“L’Italicum rende le cose più semplici alla minoranza Pd perché le spiana la strada verso la scissione. E se anche non dovesse consumarsi a tutti gli effetti, si realizzerebbe comunque in modo silenzioso condizionando così i destini del resto della legislatura”. Lo afferma Antonio Polito, editorialista del Corriere della Sera, all’indomani di una giornata rovente per il dibattito sulla legge elettorale, con reciproci scambi di accusa tra l’opposizione interna e l’ala del partito più fedele al segretario Renzi.



Quali saranno le ripercussioni politiche del dibattito sull’Italicum?

L’Italicum ha aperto una ferita abbastanza profonda tra la minoranza Pd e Renzi. Ci sono stati dei fatti simbolicamente molto forti, come l’abbandono dell’aula dove si svolgeva l’assemblea davanti agli occhi del presidente del consiglio, o i 140 parlamentari che si sono autoconvocati. Nella votazione sull’Italicum la minoranza Pd ha abbandonato il governo anche a costo di rendere i voti di Berlusconi determinanti per il risultato.



Ora che cosa accadrà?

Tutto questo ci fa pensare a un evento di grande rilievo.
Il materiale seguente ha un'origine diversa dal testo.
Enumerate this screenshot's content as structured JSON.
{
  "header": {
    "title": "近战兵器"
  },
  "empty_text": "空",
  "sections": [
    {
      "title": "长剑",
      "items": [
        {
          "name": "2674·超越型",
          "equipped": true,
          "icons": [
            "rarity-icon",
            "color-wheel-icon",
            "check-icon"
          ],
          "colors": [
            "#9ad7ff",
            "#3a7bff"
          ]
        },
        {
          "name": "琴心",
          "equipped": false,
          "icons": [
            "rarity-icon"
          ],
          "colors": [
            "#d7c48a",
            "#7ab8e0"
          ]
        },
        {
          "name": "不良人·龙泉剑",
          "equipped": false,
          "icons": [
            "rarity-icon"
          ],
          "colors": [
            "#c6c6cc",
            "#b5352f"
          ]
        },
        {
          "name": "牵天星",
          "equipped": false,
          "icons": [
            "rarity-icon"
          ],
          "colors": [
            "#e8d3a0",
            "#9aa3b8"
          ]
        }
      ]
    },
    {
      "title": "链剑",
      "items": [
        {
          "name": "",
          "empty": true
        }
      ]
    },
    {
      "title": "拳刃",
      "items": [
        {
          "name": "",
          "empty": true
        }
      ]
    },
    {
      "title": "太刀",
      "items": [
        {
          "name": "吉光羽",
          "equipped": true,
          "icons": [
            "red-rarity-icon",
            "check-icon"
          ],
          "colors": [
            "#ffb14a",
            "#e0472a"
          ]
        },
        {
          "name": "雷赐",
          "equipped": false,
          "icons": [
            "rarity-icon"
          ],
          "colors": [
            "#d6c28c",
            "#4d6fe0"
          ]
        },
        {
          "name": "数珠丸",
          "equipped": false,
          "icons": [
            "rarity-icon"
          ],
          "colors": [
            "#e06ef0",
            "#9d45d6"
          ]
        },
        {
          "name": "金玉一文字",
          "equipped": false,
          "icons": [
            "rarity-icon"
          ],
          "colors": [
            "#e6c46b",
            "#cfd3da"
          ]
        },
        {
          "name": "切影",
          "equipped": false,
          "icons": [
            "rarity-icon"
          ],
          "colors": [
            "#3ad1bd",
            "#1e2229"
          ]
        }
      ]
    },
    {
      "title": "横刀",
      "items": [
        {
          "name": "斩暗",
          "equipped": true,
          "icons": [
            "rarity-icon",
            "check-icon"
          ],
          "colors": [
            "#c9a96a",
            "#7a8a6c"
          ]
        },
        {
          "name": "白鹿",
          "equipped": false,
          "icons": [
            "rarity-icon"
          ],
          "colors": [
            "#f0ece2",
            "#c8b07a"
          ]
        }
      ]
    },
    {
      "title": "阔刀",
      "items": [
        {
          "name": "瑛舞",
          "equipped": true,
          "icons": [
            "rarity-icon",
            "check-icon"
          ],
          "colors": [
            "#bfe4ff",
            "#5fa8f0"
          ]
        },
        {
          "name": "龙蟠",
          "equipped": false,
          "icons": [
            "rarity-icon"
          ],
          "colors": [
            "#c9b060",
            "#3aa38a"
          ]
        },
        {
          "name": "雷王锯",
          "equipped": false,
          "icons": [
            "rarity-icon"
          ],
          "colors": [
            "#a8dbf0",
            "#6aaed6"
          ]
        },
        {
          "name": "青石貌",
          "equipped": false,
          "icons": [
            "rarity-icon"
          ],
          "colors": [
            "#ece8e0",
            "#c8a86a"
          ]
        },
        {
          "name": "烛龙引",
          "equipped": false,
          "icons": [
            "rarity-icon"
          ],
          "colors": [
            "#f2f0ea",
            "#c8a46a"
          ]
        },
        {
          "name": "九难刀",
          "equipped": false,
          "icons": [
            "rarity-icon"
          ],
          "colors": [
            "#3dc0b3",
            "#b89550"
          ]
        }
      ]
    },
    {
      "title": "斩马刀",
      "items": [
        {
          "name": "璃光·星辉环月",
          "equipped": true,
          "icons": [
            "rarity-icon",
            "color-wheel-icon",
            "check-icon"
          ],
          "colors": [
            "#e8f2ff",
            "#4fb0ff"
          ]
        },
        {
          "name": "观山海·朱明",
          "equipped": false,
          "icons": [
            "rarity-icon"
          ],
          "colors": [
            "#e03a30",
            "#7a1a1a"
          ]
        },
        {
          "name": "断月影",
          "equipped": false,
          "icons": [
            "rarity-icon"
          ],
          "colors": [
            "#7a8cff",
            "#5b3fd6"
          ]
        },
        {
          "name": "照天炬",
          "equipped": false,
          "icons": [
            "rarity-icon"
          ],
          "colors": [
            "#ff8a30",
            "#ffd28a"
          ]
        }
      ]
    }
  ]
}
Bersani ha detto esplicitamente: “O ci rispettate o è finita”. La prima ripercussione possibile è che il dibattito sull’Italicum ha alzato di molto il prezzo dell’unità del Pd nelle prossime votazioni sul presidente della Repubblica. A questo punto se il capo dello Stato non sarà scelto da Renzi insieme alla minoranza del Pd, bensì soltanto insieme a Berlusconi, nel segreto dell’urna potremmo avere una vera e propria “scissione silenziosa”, che potrebbe contare anche su 150 parlamentari.
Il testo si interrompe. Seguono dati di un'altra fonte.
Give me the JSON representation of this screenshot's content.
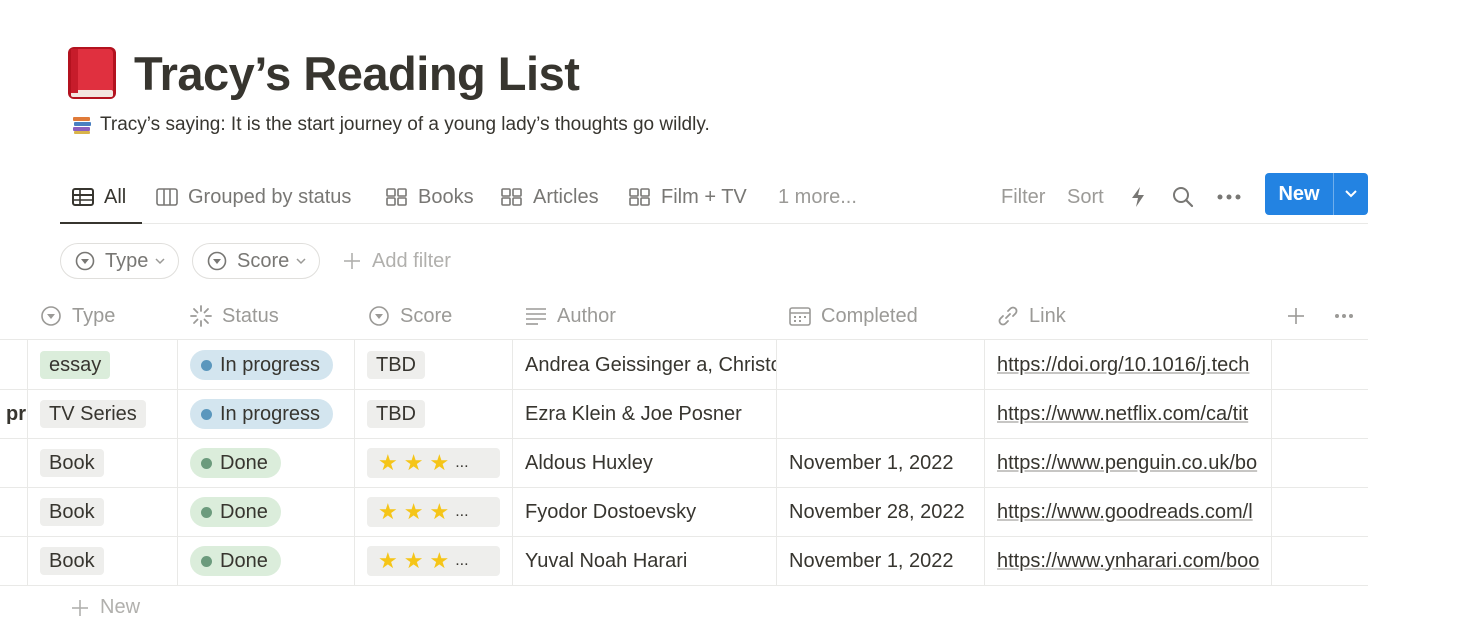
{
  "page": {
    "title": "Tracy’s Reading List",
    "title_icon": "red-book-icon",
    "subtitle": "Tracy’s saying: It is the start journey of a young lady’s thoughts go wildly.",
    "subtitle_icon": "books-stack-icon"
  },
  "views": {
    "tabs": [
      {
        "label": "All",
        "icon": "table-icon",
        "active": true
      },
      {
        "label": "Grouped by status",
        "icon": "board-icon",
        "active": false
      },
      {
        "label": "Books",
        "icon": "gallery-icon",
        "active": false
      },
      {
        "label": "Articles",
        "icon": "gallery-icon",
        "active": false
      },
      {
        "label": "Film + TV",
        "icon": "gallery-icon",
        "active": false
      }
    ],
    "more_label": "1 more...",
    "filter_label": "Filter",
    "sort_label": "Sort",
    "new_label": "New"
  },
  "filters": {
    "pills": [
      {
        "label": "Type",
        "icon": "select-icon"
      },
      {
        "label": "Score",
        "icon": "select-icon"
      }
    ],
    "add_filter_label": "Add filter"
  },
  "table": {
    "columns": [
      {
        "label": "Type",
        "icon": "select-icon"
      },
      {
        "label": "Status",
        "icon": "status-icon"
      },
      {
        "label": "Score",
        "icon": "select-icon"
      },
      {
        "label": "Author",
        "icon": "text-lines-icon"
      },
      {
        "label": "Completed",
        "icon": "calendar-icon"
      },
      {
        "label": "Link",
        "icon": "link-icon"
      }
    ],
    "rows": [
      {
        "name_fragment": "",
        "type": "essay",
        "status": "In progress",
        "score": "TBD",
        "author": "Andrea Geissinger a, Christo",
        "completed": "",
        "link": "https://doi.org/10.1016/j.tech"
      },
      {
        "name_fragment": "pr",
        "type": "TV Series",
        "status": "In progress",
        "score": "TBD",
        "author": "Ezra Klein & Joe Posner",
        "completed": "",
        "link": "https://www.netflix.com/ca/tit"
      },
      {
        "name_fragment": "",
        "type": "Book",
        "status": "Done",
        "score": "...",
        "stars": 3,
        "author": "Aldous Huxley",
        "completed": "November 1, 2022",
        "link": "https://www.penguin.co.uk/bo"
      },
      {
        "name_fragment": "",
        "type": "Book",
        "status": "Done",
        "score": "...",
        "stars": 3,
        "author": "Fyodor Dostoevsky",
        "completed": "November 28, 2022",
        "link": "https://www.goodreads.com/l"
      },
      {
        "name_fragment": "",
        "type": "Book",
        "status": "Done",
        "score": "...",
        "stars": 3,
        "author": "Yuval Noah Harari",
        "completed": "November 1, 2022",
        "link": "https://www.ynharari.com/boo"
      }
    ],
    "new_row_label": "New"
  },
  "colors": {
    "accent": "#2383e2",
    "in_progress_bg": "#d3e5ef",
    "done_bg": "#dbeddb",
    "star": "#f5c518"
  }
}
Quale seguito ha la sinistra Pd nella base del partito?



Nella base del partito prevalgono sensazioni di incertezza e sconcerto. L’elettorato del Pd in Emilia-Romagna è quello più fidelizzato e politicizzato, ma la prevalente estensione alle Regionali ci fa capire che la reazione prevalente è quella di un distacco dalla politica. La base Pd del resto ormai conta poco, in quanto non ci sono più molte occasioni in cui è chiamata a decidere. La base delle Primarie del resto è molto più ampia di quella degli elettori del Pd e spesso è anche molto diversa.
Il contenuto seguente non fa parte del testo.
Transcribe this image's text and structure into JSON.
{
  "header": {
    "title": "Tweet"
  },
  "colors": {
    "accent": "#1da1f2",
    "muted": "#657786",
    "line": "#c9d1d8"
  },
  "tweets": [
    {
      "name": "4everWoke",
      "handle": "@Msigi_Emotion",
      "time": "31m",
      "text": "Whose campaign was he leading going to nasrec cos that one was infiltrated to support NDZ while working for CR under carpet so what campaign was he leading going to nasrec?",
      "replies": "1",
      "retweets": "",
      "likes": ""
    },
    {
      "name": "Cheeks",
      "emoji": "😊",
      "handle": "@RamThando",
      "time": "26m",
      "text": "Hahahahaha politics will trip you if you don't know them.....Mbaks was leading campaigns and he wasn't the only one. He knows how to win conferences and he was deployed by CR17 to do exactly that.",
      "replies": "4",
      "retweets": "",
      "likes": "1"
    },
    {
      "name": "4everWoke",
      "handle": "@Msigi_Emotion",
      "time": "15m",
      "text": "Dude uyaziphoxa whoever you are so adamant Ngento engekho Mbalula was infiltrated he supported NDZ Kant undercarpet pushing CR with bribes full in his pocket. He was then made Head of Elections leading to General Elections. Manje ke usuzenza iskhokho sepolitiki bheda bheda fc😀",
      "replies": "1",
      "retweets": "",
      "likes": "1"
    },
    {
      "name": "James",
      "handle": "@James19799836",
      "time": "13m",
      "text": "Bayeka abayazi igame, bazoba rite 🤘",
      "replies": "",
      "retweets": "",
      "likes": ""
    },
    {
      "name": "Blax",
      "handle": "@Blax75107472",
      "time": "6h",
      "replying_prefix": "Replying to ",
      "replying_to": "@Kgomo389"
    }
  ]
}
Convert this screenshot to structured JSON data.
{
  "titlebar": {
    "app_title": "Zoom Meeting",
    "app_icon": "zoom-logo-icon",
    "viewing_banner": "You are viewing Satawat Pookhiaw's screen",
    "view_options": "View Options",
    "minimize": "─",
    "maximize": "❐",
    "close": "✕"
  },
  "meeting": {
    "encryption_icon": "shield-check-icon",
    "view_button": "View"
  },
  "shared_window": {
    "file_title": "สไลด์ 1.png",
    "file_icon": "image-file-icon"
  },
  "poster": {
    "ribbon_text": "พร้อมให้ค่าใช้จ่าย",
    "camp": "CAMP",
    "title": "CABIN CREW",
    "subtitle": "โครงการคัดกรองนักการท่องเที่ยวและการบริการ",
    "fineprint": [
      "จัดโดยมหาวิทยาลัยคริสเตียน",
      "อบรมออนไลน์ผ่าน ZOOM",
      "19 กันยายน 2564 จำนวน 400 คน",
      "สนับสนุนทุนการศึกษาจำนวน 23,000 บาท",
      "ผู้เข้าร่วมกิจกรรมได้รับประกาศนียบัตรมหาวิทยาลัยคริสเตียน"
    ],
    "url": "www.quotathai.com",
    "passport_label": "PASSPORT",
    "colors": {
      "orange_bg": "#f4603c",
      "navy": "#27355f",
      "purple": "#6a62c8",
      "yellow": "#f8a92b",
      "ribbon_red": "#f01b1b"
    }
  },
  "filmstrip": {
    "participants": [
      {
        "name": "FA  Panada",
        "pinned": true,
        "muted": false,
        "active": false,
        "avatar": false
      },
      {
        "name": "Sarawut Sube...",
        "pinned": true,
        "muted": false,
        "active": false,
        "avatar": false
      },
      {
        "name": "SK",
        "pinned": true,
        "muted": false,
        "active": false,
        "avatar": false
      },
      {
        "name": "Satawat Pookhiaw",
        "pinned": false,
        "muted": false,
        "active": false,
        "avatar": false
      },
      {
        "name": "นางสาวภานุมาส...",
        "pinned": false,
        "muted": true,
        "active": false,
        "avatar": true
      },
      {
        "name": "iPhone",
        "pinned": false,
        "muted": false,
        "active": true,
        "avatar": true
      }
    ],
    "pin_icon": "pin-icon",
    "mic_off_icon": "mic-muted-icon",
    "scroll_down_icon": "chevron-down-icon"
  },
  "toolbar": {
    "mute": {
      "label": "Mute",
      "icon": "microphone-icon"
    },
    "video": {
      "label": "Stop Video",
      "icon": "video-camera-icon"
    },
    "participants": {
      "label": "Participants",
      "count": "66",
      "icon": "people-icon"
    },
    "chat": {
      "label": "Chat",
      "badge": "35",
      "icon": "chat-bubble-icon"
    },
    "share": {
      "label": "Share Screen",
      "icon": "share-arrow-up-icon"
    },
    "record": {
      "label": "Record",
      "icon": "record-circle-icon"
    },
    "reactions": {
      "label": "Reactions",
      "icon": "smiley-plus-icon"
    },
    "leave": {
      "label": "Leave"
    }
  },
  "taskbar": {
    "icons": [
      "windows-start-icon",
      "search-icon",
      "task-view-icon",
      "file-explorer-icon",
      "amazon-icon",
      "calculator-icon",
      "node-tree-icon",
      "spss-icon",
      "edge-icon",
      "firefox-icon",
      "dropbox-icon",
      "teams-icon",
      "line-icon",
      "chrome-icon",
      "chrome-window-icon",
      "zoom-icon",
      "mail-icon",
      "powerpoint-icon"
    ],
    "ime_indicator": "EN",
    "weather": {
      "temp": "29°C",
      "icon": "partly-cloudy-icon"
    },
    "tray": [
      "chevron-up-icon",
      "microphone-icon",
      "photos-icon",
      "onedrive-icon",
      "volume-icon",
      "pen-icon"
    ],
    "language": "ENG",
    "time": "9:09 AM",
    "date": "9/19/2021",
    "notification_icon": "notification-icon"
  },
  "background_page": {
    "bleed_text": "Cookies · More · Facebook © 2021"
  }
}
Secondo lei andiamo verso una scissione?

Nella minoranza del Pd ci sono due pulsioni. Una, che corrisponde alla linea di D’Alema, spinge ad andarsene perché reputa ormai impossibile la convivenza con Renzi e considera che il segretario ha cambiato a tal punto che il partito non è più di sinistra. La linea di Bersani è invece più intenzionata a rimanere nella “ditta” e a battersi al suo interno. Bersani lo ha detto chiaramente: “Tocca a Renzi dirci se vuole ripartire dall’unità del Pd”. Cioè se le mosse di Renzi sono tali da convincere anche i più riottosi che non c’è possibilità di stare insieme l’ipotesi di una scissione è possibile. Anche se tutte queste considerazioni vanno poi riportate alla convenienza. L’Italicum, con uno sbarramento pari solo al 3%, rende possibile la nascita di nuovi raggruppamenti.

 

Parliamo del Quirinale. Dalla quarta votazione in poi Renzi e Berlusconi saranno in grado di imporre il loro candidato?

Non è affatto detto. A livello ipotetico la maggioranza del Patto del Nazareno supera i 700 grandi elettori, e dalla quarta votazione ne bastano 505. C’è quindi un margine ampio, pari a quasi 200 elettori. Se queste minoranze non riescono ad arrivare a 200, non saranno determinanti. Se sfiorano però quella cifra allora possono diventare pericolose, perché poi c’è sempre qualcuno che ha il mal di pancia anche negli altri partiti. A questa minoranza combattiva si potrebbero quindi aggiungere altri voti. In ogni caso anche se Renzi e Berlusconi con una prova di forza riuscissero a imporre il loro uomo o la loro donna, finirebbero poi per pagarne il prezzo nel prosieguo della legislatura.